BDF2-type integrator for Landau-Lifshitz-Gilbert equation in micromagnetics: unconditional weak convergence to weak solutions

TL;DR

This paper introduces a BDF2-type integrator for the Landau-Lifshitz-Gilbert equation in micromagnetics, proving unconditional weak convergence to weak solutions and demonstrating its stability and accuracy through numerical experiments.

Contribution

The paper develops a new BDF2-type integrator for LLG that is unconditionally stable and converges weakly to solutions, with verified first-order spatial and second-order temporal accuracy.

Findings

Unconditionally stable integrator for LLG

Weak convergence to weak solutions

Numerical verification of order accuracy

Abstract

We consider the Landau-Lifshitz-Gilbert equation (LLG) that models time-dependent micromagnetic phenomena.
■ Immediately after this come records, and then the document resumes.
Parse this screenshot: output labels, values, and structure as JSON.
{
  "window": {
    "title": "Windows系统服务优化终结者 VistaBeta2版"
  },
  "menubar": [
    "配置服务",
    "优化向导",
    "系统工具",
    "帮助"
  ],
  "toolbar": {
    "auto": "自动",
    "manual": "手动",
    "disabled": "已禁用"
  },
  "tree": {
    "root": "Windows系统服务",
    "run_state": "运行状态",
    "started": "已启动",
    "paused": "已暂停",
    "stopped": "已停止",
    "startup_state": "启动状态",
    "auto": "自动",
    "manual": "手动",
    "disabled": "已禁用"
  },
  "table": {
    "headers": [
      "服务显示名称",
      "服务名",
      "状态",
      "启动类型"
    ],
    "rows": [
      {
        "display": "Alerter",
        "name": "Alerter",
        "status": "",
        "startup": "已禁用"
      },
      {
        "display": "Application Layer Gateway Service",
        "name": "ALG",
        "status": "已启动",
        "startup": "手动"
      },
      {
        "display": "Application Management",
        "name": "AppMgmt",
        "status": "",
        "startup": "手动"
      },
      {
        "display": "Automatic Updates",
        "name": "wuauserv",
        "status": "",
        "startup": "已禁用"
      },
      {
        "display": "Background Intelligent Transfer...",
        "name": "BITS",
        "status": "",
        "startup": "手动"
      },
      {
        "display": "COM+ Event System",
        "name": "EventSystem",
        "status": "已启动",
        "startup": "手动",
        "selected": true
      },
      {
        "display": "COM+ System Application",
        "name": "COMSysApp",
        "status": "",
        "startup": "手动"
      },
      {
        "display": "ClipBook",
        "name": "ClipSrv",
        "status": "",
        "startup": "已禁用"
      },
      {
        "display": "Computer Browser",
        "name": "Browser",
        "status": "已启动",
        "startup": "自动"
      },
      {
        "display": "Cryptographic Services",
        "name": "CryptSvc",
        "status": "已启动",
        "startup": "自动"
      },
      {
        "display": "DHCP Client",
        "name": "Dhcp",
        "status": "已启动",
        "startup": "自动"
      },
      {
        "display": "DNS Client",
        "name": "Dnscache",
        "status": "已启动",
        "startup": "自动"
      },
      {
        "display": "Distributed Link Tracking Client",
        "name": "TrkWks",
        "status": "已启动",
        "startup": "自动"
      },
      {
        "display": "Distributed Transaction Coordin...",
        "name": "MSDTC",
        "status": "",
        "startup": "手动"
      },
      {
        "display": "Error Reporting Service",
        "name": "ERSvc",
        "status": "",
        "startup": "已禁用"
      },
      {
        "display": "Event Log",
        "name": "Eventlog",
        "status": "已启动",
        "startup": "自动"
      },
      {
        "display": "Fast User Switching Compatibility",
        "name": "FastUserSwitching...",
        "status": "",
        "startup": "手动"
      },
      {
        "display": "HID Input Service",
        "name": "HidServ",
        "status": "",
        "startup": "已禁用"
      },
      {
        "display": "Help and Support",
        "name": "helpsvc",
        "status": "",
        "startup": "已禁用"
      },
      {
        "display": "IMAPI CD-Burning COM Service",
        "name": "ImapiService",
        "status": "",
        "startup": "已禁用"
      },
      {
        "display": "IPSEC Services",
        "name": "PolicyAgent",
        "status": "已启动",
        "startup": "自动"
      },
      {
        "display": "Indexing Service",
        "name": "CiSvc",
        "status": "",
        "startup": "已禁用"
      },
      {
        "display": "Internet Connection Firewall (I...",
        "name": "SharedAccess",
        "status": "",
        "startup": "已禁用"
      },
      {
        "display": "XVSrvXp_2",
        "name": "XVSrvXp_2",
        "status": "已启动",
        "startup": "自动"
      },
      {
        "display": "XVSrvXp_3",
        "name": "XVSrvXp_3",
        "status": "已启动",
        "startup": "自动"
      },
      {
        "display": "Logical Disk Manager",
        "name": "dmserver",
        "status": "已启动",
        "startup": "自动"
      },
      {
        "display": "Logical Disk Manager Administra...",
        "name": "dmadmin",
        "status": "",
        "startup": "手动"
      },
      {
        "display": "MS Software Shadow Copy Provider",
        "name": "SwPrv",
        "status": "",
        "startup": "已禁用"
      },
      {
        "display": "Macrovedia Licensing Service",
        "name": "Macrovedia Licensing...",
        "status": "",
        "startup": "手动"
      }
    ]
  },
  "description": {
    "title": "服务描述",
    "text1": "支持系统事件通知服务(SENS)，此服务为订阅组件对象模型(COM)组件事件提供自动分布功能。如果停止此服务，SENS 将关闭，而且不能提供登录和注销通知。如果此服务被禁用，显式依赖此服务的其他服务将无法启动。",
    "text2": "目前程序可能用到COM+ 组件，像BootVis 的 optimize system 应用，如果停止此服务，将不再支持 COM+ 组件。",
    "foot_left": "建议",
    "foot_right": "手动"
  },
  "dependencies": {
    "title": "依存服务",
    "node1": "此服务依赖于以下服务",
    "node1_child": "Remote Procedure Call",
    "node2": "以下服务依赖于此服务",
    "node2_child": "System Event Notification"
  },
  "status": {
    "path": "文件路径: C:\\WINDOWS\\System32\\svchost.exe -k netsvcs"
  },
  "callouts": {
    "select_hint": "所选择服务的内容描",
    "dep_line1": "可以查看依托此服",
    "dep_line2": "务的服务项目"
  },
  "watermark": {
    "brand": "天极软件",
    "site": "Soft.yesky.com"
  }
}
We propose a full discretization that employs first-order finite elements in space and a BDF2-type two-step method in time. In each time step, only one linear system of equations has to be solved. We employ linear interpolation in time to reconstruct the discrete space-time magnetization. We prove that the integrator is unconditionally stable and thus guarantees that a subsequence of the reconstructed magnetization converges weakly in $H^1$ towards a weak solution of LLG in the space-time domain. Numerical experiments verify that the proposed integrator is indeed first-order in space and second-order in time.